Zihnimizde olan her şey, inançlar, tecrübeler, ihtimaller, görüşler, anlayışlar, düşünceler, önyargılar vesaire—doğru veya yanlış—her şey bilgidir.

* Belirli metodlar çerçevesinde, belirli sahalarda elde edilen saf, mücerred/soyut bilgi, “ilim ve bilimsel bilgi.”2

İslâmın ilim tarifi, gayet kapsamlıdır: Allah hesabına müşâhede edilen, gözlemlenen her şey ilimdir.3 Zira, her ilim, Allah’ın bir isim ve sıfatına dayanmaktadır.4

İlim, sistemli, düzenli bilgiler bütünüdür. Aynı tür olayları genelleyerek bir kanunla açıklamaya çalışır. “Akıl, gözlem, ölçme, tecrübe (deney), sezgi-kalb-ilham, nübüvvet-vahiy” kaynaklı bilgi ilişkilerini tanımlayarak, Kur’ânî referans sistemi içinde, hiyerarşik bilgi kategorileri halinde organize edilmesi faaliyetidir.5

Ayrıca, bu; öğrenmenin sadece bilgi edinmek olmadığını anlatır. Aynı zamanda idrak, sentez ve yorum da yapabilmeyi ifade eder.

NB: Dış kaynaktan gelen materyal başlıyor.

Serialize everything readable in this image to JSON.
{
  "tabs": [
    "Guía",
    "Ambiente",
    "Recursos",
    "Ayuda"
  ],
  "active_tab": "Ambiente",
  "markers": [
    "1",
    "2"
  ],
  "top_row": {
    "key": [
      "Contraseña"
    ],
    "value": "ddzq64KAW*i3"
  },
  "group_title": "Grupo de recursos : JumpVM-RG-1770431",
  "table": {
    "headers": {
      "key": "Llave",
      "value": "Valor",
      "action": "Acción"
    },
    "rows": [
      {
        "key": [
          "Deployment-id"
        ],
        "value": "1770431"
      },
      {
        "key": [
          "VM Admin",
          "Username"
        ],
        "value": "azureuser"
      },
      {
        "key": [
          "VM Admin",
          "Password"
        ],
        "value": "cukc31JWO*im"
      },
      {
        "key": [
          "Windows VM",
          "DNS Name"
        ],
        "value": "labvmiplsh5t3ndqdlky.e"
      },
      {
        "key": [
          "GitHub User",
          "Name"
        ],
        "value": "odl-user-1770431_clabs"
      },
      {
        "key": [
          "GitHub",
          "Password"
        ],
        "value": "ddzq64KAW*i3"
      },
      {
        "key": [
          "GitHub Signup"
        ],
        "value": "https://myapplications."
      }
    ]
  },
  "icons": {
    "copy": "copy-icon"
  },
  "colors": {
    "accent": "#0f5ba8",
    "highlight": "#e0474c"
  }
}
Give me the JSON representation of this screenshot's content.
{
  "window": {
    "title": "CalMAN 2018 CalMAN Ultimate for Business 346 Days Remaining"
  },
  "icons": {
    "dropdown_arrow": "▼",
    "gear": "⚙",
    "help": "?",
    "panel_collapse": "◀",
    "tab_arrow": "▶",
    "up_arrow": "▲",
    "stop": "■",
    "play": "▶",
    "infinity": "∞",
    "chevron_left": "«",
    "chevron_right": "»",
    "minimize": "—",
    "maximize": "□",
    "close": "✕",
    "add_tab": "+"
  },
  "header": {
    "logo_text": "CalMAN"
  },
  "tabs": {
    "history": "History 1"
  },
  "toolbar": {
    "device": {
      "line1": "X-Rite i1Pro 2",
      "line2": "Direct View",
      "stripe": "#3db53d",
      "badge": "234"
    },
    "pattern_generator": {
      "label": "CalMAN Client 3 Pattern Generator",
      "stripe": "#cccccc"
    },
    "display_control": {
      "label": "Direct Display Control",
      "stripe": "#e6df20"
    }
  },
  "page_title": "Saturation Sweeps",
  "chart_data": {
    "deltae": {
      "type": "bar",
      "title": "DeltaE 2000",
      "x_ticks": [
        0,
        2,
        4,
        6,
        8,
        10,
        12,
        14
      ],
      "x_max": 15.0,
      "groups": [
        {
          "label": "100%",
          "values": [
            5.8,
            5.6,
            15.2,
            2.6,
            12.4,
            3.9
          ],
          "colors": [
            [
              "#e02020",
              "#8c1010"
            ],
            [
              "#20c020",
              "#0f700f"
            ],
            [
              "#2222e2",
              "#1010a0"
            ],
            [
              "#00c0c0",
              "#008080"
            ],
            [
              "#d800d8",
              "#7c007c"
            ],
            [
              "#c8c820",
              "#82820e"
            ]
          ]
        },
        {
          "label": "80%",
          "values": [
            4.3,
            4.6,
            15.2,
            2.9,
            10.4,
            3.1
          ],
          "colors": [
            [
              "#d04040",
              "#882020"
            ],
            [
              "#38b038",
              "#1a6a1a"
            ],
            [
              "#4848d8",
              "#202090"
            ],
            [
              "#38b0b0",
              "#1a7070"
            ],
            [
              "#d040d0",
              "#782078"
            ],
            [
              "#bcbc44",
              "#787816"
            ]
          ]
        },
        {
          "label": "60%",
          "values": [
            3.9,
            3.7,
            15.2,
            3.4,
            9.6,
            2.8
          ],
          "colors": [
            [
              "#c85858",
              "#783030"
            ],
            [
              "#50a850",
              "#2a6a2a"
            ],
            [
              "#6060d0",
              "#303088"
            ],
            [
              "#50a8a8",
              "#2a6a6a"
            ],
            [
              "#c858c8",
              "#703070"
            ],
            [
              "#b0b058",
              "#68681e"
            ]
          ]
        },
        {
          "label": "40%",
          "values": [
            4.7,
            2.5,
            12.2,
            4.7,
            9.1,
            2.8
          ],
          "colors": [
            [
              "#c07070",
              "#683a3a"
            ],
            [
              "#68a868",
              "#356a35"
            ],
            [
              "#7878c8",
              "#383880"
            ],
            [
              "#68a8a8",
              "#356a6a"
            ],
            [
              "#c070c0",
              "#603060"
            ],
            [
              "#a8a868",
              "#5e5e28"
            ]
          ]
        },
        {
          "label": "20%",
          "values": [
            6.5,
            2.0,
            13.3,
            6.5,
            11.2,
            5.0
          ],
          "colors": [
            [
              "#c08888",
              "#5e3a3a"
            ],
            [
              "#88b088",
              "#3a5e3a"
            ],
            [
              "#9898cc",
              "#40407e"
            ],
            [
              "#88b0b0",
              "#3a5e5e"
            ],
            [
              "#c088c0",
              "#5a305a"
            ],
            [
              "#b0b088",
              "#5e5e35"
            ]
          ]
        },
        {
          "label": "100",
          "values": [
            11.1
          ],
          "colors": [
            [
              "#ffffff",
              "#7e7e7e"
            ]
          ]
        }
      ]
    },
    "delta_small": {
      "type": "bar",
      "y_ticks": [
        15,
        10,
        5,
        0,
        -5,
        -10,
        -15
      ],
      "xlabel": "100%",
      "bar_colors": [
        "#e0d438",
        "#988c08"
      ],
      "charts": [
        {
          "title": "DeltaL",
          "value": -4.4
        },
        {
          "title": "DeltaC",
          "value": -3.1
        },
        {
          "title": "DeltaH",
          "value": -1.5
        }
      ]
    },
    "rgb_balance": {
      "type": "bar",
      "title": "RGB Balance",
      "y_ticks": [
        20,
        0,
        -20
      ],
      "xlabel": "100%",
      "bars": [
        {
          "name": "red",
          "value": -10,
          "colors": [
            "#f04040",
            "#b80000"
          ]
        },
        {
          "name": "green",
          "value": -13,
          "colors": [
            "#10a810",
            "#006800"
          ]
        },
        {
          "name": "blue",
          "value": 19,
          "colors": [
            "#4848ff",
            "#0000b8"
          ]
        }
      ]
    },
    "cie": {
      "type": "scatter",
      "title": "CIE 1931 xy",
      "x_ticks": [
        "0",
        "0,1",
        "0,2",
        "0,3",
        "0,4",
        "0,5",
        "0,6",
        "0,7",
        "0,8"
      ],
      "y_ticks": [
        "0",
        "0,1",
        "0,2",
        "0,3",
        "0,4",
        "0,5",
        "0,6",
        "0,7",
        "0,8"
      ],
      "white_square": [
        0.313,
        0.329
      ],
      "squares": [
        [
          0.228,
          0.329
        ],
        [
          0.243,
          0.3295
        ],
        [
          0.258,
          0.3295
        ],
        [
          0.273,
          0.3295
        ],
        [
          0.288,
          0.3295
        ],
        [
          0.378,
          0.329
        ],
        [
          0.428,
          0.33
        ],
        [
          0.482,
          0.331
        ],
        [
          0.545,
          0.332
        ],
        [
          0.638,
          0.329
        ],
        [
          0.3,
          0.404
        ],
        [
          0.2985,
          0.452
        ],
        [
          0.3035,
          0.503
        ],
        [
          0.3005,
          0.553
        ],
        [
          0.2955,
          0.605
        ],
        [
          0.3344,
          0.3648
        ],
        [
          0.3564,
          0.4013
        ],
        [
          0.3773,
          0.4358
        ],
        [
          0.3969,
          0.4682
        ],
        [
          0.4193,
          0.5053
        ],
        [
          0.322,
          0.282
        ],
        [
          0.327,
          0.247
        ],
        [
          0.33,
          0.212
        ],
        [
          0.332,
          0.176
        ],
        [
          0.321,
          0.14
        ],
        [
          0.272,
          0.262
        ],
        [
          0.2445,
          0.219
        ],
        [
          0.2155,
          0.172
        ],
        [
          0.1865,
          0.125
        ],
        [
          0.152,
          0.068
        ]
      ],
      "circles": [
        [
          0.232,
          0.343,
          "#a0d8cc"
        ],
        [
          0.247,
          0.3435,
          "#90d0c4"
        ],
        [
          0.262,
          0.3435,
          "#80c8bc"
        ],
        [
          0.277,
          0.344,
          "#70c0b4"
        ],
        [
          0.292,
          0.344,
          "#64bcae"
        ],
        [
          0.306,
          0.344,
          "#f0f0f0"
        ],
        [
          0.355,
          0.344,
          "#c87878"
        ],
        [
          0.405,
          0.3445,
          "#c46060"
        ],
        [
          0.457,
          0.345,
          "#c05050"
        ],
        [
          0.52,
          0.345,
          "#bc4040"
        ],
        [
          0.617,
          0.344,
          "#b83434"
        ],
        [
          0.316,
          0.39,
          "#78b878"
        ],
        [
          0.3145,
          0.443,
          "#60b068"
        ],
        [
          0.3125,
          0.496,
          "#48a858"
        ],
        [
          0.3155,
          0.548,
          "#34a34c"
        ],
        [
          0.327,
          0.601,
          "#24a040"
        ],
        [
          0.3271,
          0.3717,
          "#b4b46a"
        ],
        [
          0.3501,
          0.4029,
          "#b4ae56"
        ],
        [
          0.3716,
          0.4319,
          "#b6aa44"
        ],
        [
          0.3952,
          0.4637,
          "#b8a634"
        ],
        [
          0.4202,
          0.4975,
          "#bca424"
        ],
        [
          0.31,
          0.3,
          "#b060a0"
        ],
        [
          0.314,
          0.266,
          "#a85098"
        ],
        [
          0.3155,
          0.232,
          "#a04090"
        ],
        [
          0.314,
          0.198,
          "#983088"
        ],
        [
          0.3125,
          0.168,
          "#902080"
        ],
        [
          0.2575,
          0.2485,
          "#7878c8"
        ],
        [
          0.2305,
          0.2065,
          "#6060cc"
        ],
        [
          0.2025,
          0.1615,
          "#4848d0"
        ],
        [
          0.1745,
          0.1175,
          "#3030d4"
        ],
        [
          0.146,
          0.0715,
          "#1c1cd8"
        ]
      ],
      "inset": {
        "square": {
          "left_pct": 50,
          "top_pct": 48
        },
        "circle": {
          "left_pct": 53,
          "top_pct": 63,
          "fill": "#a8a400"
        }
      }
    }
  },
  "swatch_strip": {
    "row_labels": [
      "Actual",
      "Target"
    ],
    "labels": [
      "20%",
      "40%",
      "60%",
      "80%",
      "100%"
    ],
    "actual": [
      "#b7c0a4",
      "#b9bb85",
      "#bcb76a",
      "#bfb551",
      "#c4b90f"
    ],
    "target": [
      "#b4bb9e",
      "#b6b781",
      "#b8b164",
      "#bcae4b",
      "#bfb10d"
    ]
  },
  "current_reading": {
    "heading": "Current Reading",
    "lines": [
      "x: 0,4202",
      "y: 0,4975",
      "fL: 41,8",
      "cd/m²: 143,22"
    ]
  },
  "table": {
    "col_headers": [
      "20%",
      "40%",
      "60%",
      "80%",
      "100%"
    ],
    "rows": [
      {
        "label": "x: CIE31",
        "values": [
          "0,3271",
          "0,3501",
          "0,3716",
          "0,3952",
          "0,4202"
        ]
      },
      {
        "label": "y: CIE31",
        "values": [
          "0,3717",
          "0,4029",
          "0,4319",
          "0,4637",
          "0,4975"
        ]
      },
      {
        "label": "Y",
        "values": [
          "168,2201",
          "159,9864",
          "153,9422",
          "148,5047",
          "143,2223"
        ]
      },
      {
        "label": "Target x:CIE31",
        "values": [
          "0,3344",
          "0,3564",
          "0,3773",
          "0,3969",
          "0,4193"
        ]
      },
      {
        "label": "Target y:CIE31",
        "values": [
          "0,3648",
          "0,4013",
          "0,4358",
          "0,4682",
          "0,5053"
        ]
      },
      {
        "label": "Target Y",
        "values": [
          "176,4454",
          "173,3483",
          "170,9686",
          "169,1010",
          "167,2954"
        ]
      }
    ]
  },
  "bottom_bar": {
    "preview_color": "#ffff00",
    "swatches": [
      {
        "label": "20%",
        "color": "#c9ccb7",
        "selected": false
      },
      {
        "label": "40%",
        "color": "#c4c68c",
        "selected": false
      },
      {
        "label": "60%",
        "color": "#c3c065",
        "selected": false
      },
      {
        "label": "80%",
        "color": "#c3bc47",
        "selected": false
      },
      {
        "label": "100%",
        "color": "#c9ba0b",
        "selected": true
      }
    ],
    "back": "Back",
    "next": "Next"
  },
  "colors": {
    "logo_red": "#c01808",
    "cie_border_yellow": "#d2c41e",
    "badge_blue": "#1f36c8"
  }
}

Kısaca ilim, gerçeğin peşinde koşmak, devamlı hakikati arama gayretidir.

Hz. Ömer (ra), “İlmî araştırma ve derin meselelerin çözümü cihaddır” derken, Hz. Ali (ra) ilmi “dağıtmakla çoğalan, hükmeden ve sahibini koruyan, alçaklarda kalanı yükselten, kalbi nurlandırandır” şeklinde tarif eder.

Bediüzzaman da bir yerde, “İman saadetin anahtarı, mârifet (ilim) ise yükselmenin, ilerlemenin anahtarıdır”6 der.

İlmin konusuna gelince: İlmin, maddî/fennî, mânevî/dinî veya gaybî çeşitlerinin olduğunu söyleyebiliriz. Zaten insanın; Cenâb-ı Hakk’ın arzında/dünyasında halife olması, Allah’ın hükümlerini icra ve kanunlarını tatbik etmesi içindir. Bu ise tam bir ilme bağlıdır.7

Dipnotlar:

1- İman-Küfür Müvâzeneleri, s. 96.
2- Mesnevî-i Nûriye, s. 167.
3– Prof. Dr. Alpaslan Açıkgenç, Köprü, Yaz-Güz, 1997, s. 101.
4- Sözler, s. 238.
5- Prof. Dr. İrfan Yılmaz vd., İlim ve Din, İst., 1998, c. 1, s. 249.
6- İşâratü’l-İ’câz, s. 240-241.
7- Asay-ı Mûsâ, s. 102.

Benzer konuda makaleler:

İlk yorum yapan olun

Makale hakkında düşüncelerinizi paylaşın...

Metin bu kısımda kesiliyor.